OHDSI Home | Forums | Wiki | Github

Source data mapping - OMOP

(rashmi) #1

I am new to OMOP and have been working to map the source data to OMOP data model.
I have few questions on source data mapping.

  1. If the source data can be mapped to standard concepts look for mapping in concept relationship table if not then the steps that need to be followed is make an entry in concept table( >2000000000) and an entry as “maps to” standard concept in concept relationship table. the conceptid_1 field from concept relationship table goes to source concept id field and conceptid_2 into concept if field of clinical table. Is this understanding correct?
  2. If the source data cannot be mapped to standard vocabulary then do we make a new entry in the concept table or what goes in concept id field and source concept id field of the clinical table is my question.very confused on this
  3. Source data has multiple ethnicity values whereas OMOP has only hispanic and non-hispanic as standard concepts. for the other ethnicity values in source data like costa rican is there any mapping that is already done for such ethnicity to the hispanic and non hispanic. what is the general approach taken for such data?


(Chetan) #2

Can you elaborate more what you are trying to achieve? a few examples would help.

(Roger Carlson) #3

Well, I’m relatively new to this as well, but since it’s been a couple of days, I’ll take a swing at answering. If I’m wrong, please anyone, feel free to correct me.

  1. At present, I’m not modifying the Concept table at all. I’m not sure what value there is to do so. There are a lot of relationships built into the Standardized Vocabulary tables (concept, concept_relationship, concept_ancestor, etc.). Too many for me to feel comfortable mucking around in.

  2. If the concept cannot be mapped, there is another table called Source_to_concept_map, which allows you to do your own mapping. There is a downloadable tool called USAGI that can help with that.
    Using USAGI, you can map your codes to standard concept codes. Concept_id would be the mapped standard code, Source_concept_id would remain 0 (zero) because there is no source concept.

  3. Ethnicity is too vague and undefined world-wide to try an map with too much granularity. For now, Hispanic and Non-Hispanic are the most useful for research purposes. There’s no particular use (in a clinical research sense) to know that a patient is Costa Rican.

  • My source data has a race field, which may or may not include an ethnicity (ie. white, white-hispanic, white-nonhispanic, black, black-hispanic, etc…) We also have an ethnicity field which includes hispanic and non-hispanic, and others. I map all the “white” values (for instance) to the white race, ignoring the ethnicity portion of the Race field, and only map the ethnicity based on the Ethnicity field. (and of course, all the others as well). I only map to Hispanic if the patient is definitely identified as hispanic, and likewise map non-hispanic if they are identified as non-hispanic. Everyone else gets a 0 (zero) as unknown.
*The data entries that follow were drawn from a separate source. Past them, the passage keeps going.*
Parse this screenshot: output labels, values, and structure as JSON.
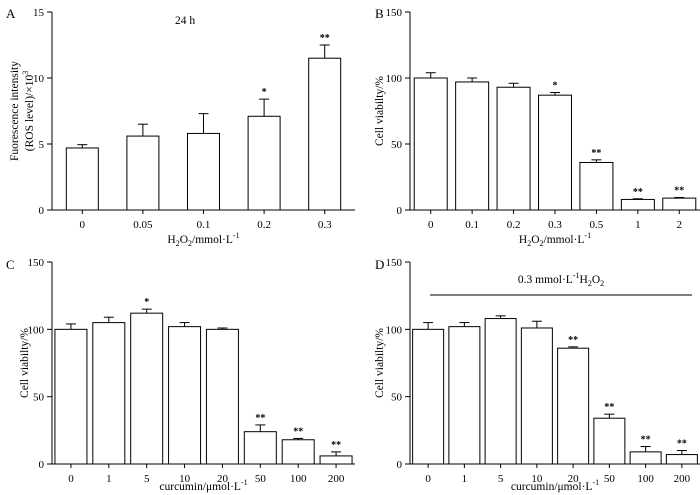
{
  "chart_data": [
    {
      "panel": "A",
      "type": "bar",
      "annotation": "24 h",
      "ylabel_lines": [
        "Fuorescence intensity",
        "(ROS level)/×10"
      ],
      "ylabel_sup": "3",
      "xlabel": {
        "parts": [
          {
            "t": "H"
          },
          {
            "t": "2",
            "sub": true
          },
          {
            "t": "O"
          },
          {
            "t": "2",
            "sub": true
          },
          {
            "t": "/mmol·L"
          },
          {
            "t": "-1",
            "sup": true
          }
        ]
      },
      "categories": [
        "0",
        "0.05",
        "0.1",
        "0.2",
        "0.3"
      ],
      "values": [
        4.7,
        5.6,
        5.8,
        7.1,
        11.5
      ],
      "errors": [
        0.25,
        0.9,
        1.5,
        1.3,
        1.0
      ],
      "significance": [
        "",
        "",
        "",
        "*",
        "**"
      ],
      "ylim": [
        0,
        15
      ],
      "yticks": [
        0,
        5,
        10,
        15
      ]
    },
    {
      "panel": "B",
      "type": "bar",
      "ylabel_lines": [
        "Cell viabilty/%"
      ],
      "xlabel": {
        "parts": [
          {
            "t": "H"
          },
          {
            "t": "2",
            "sub": true
          },
          {
            "t": "O"
          },
          {
            "t": "2",
            "sub": true
          },
          {
            "t": "/mmol·L"
          },
          {
            "t": "-1",
            "sup": true
          }
        ]
      },
      "categories": [
        "0",
        "0.1",
        "0.2",
        "0.3",
        "0.5",
        "1",
        "2"
      ],
      "values": [
        100,
        97,
        93,
        87,
        36,
        8,
        9
      ],
      "errors": [
        4,
        3,
        3,
        2,
        2,
        0.5,
        0.5
      ],
      "significance": [
        "",
        "",
        "",
        "*",
        "**",
        "**",
        "**"
      ],
      "ylim": [
        0,
        150
      ],
      "yticks": [
        0,
        50,
        100,
        150
      ]
    },
    {
      "panel": "C",
      "type": "bar",
      "ylabel_lines": [
        "Cell viabilty/%"
      ],
      "xlabel": {
        "parts": [
          {
            "t": "curcumin/μmol·L"
          },
          {
            "t": "-1",
            "sup": true
          }
        ]
      },
      "categories": [
        "0",
        "1",
        "5",
        "10",
        "20",
        "50",
        "100",
        "200"
      ],
      "values": [
        100,
        105,
        112,
        102,
        100,
        24,
        18,
        6
      ],
      "errors": [
        4,
        4,
        3,
        3,
        1,
        5,
        1,
        3
      ],
      "significance": [
        "",
        "",
        "*",
        "",
        "",
        "**",
        "**",
        "**"
      ],
      "ylim": [
        0,
        150
      ],
      "yticks": [
        0,
        50,
        100,
        150
      ]
    },
    {
      "panel": "D",
      "type": "bar",
      "ylabel_lines": [
        "Cell viabilty/%"
      ],
      "xlabel": {
        "parts": [
          {
            "t": "curcumin/μmol·L"
          },
          {
            "t": "-1",
            "sup": true
          }
        ]
      },
      "annotation_parts": [
        {
          "t": "0.3 mmol·L"
        },
        {
          "t": "-1",
          "sup": true
        },
        {
          "t": "H"
        },
        {
          "t": "2",
          "sub": true
        },
        {
          "t": "O"
        },
        {
          "t": "2",
          "sub": true
        }
      ],
      "categories": [
        "0",
        "1",
        "5",
        "10",
        "20",
        "50",
        "100",
        "200"
      ],
      "values": [
        100,
        102,
        108,
        101,
        86,
        34,
        9,
        7
      ],
      "errors": [
        5,
        3,
        2,
        5,
        1,
        3,
        4,
        3
      ],
      "significance": [
        "",
        "",
        "",
        "",
        "**",
        "**",
        "**",
        "**"
      ],
      "ylim": [
        0,
        150
      ],
      "yticks": [
        0,
        50,
        100,
        150
      ]
    }
  ]
}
  • This is another use for USAGI and creating your own mapping in Source_to_concept_map.

Hope this helps.

(Melanie Philofsky) #4


@roger.carlson is spot on with his answers :slight_smile:

Here is a link to a forum discussion with different points of view for “why” some sites choose to modify the concept table. I’m not going to sugar coat the 2 billions, it’s a LOT of work.

(Roger Carlson) #5

@MPhilofsky: Thanks for the link. It is a wealth of information.

(rashmi) #6

Thanks @roger.carlson for the information.
For concepts that cannot be mapped, I think we need to refer to concept_relationship table as source to concept map is no longer recommended by OHDSI

(Roger Carlson) #7

From the current OMOP standard concerning the Source_to_concept_map table

The source to concept map table is a legacy data structure within the OMOP Common Data Model, recommended for use in ETL processes to maintain local source codes which are not available as Concepts in the Standardized Vocabularies…

…Convention Description

|1|This table is no longer used to distribute mapping information between source codes and Standard Concepts for the Standard Vocabularies. Instead, the CONCEPT_RELATIONSHIP table is used for this purpose, using the relationship_id=‘Maps to’.|
|2|However, this table can still be used for the translation of local source codes into Standard Concepts.|

(Christian Reich) #8


You can use the SCTM table, and currently there are no plans to scrap it. But we have found a disadvantage of its use: Atlas does not see it, and you can’t find codes burried in it. We therefore prefer to create concepts for local codes (or even free text artifacts) in the >2B range.